Finalement, alors que nous mangions la tarte aux cerises, et buvions une dernière carafe de vin, il dit : « Tu sais que je n’ai jamais couché avec personne d’autre que Zelda. — Je ne savais pas. — Je croyais te l’avoir dit. — Non. Tu m’as dit des tas de choses, mais pas ça. — C’est à ce propos que je dois te poser une question. — Bon. Vas-y. — Zelda m’a dit qu’étant donné la façon dont je suis bâti je ne pourrais jamais rendre aucune femme heureuse, et que c’était cela qui l’avait inquiétée au début. Elle m’a dit que c’était une question de taille. Je ne me suis plus jamais senti le même depuis qu’elle m’a dit ça et je voudrais savoir vraiment ce qu’il en est. — Passons aux cabinets, dis-je. — Le cabinet de qui ? — Le water », dis-je.
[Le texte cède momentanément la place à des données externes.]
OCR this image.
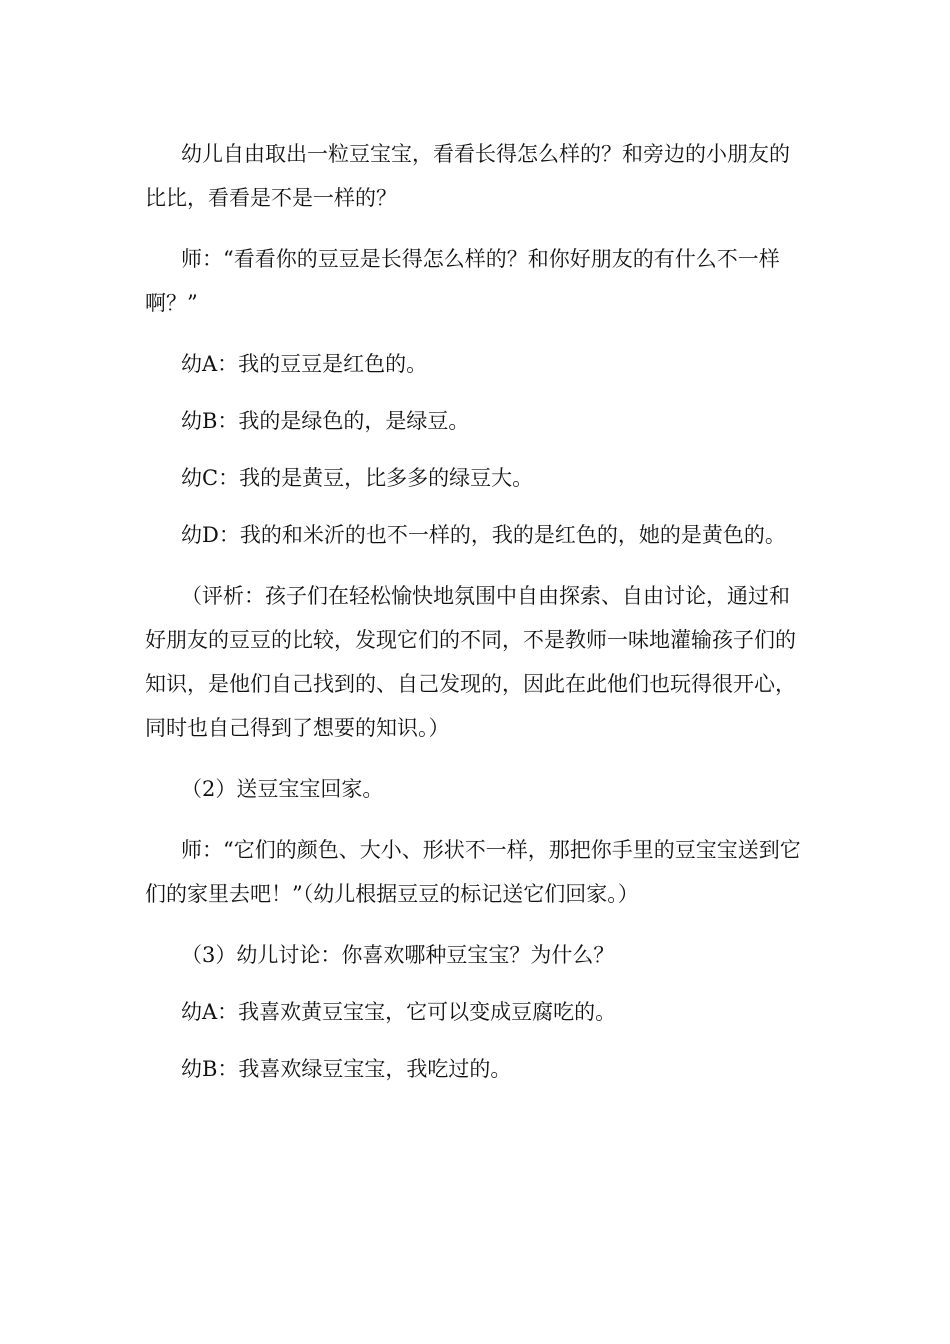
幼儿自由取出一粒豆宝宝，看看长得怎么样的？和旁边的小朋友的比比，看看是不是一样的？

师：“看看你的豆豆是长得怎么样的？和你好朋友的有什么不一样啊？”

幼A：我的豆豆是红色的。

幼B：我的是绿色的，是绿豆。

幼C：我的是黄豆，比多多的绿豆大。

幼D：我的和米沂的也不一样的，我的是红色的，她的是黄色的。

（评析：孩子们在轻松愉快地氛围中自由探索、自由讨论，通过和好朋友的豆豆的比较，发现它们的不同，不是教师一味地灌输孩子们的知识，是他们自己找到的、自己发现的，因此在此他们也玩得很开心，同时也自己得到了想要的知识。）

（2）送豆宝宝回家。

师：“它们的颜色、大小、形状不一样，那把你手里的豆宝宝送到它们的家里去吧！”（幼儿根据豆豆的标记送它们回家。）

（3）幼儿讨论：你喜欢哪种豆宝宝？为什么？

幼A：我喜欢黄豆宝宝，它可以变成豆腐吃的。

幼B：我喜欢绿豆宝宝，我吃过的。
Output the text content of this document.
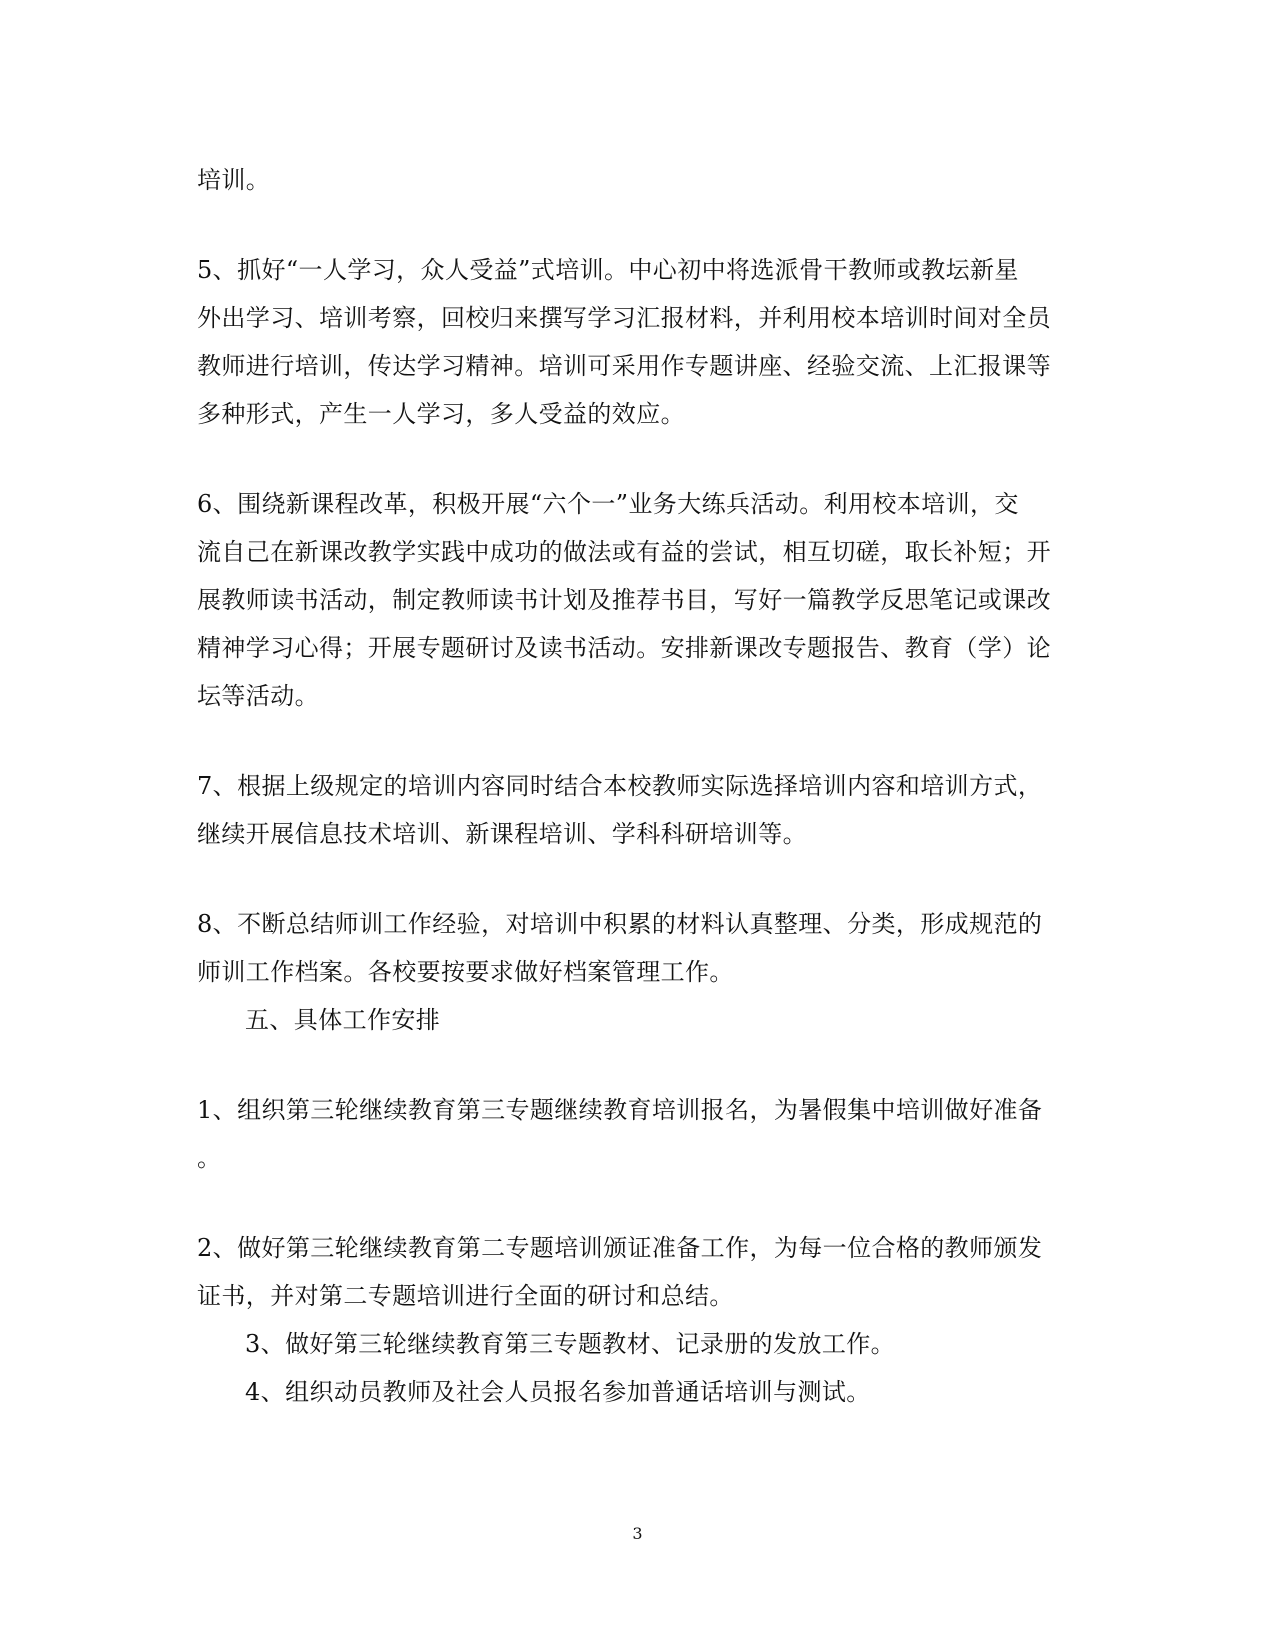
培训。
5、抓好“一人学习，众人受益”式培训。中心初中将选派骨干教师或教坛新星
外出学习、培训考察，回校归来撰写学习汇报材料，并利用校本培训时间对全员
教师进行培训，传达学习精神。培训可采用作专题讲座、经验交流、上汇报课等
多种形式，产生一人学习，多人受益的效应。
6、围绕新课程改革，积极开展“六个一”业务大练兵活动。利用校本培训，交
流自己在新课改教学实践中成功的做法或有益的尝试，相互切磋，取长补短；开
展教师读书活动，制定教师读书计划及推荐书目，写好一篇教学反思笔记或课改
精神学习心得；开展专题研讨及读书活动。安排新课改专题报告、教育（学）论
坛等活动。
7、根据上级规定的培训内容同时结合本校教师实际选择培训内容和培训方式，
继续开展信息技术培训、新课程培训、学科科研培训等。
8、不断总结师训工作经验，对培训中积累的材料认真整理、分类，形成规范的
师训工作档案。各校要按要求做好档案管理工作。
五、具体工作安排
1、组织第三轮继续教育第三专题继续教育培训报名，为暑假集中培训做好准备
。
2、做好第三轮继续教育第二专题培训颁证准备工作，为每一位合格的教师颁发
证书，并对第二专题培训进行全面的研讨和总结。
3、做好第三轮继续教育第三专题教材、记录册的发放工作。
4、组织动员教师及社会人员报名参加普通话培训与测试。
3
Nous revînmes nous asseoir dans la salle, à notre table. « Tu es tout à fait normal, dis-je. Tu es très bien. Tu n’as rien à te reprocher. Quand tu te regardes de haut en bas, tu te vois en raccourci. Va au Louvre et regarde les statues, puis rentre chez toi, et regarde-toi de profil dans le miroir. — Ces statues ne sont peut-être pas à la bonne dimension. — Elles font le poids. Bien des gens pourraient les envier. — Mais pourquoi a-t-elle dit ça ? — Pour te rendre incapable d’initiative. C’est le plus vieux moyen du monde pour rendre un homme incapable d’initiative. Scott, tu m’as demandé de te donner une réponse absolument sincère et je pourrais t’en dire plus long encore, mais je t’ai dit la vérité absolue et c’est ce qu’il te faut. Tu aurais pu aller consulter un médecin. — Je n’ai pas voulu. Je voulais que tu me dises la vérité. — Est-ce que tu me crois maintenant ? — Je ne sais pas, dit-il. — Allons au Louvre, dis-je. C’est juste au bas de la rue, de l’autre côté de l’eau. »

Bref, lisez Hemingway.


Loris.

Copywriting français.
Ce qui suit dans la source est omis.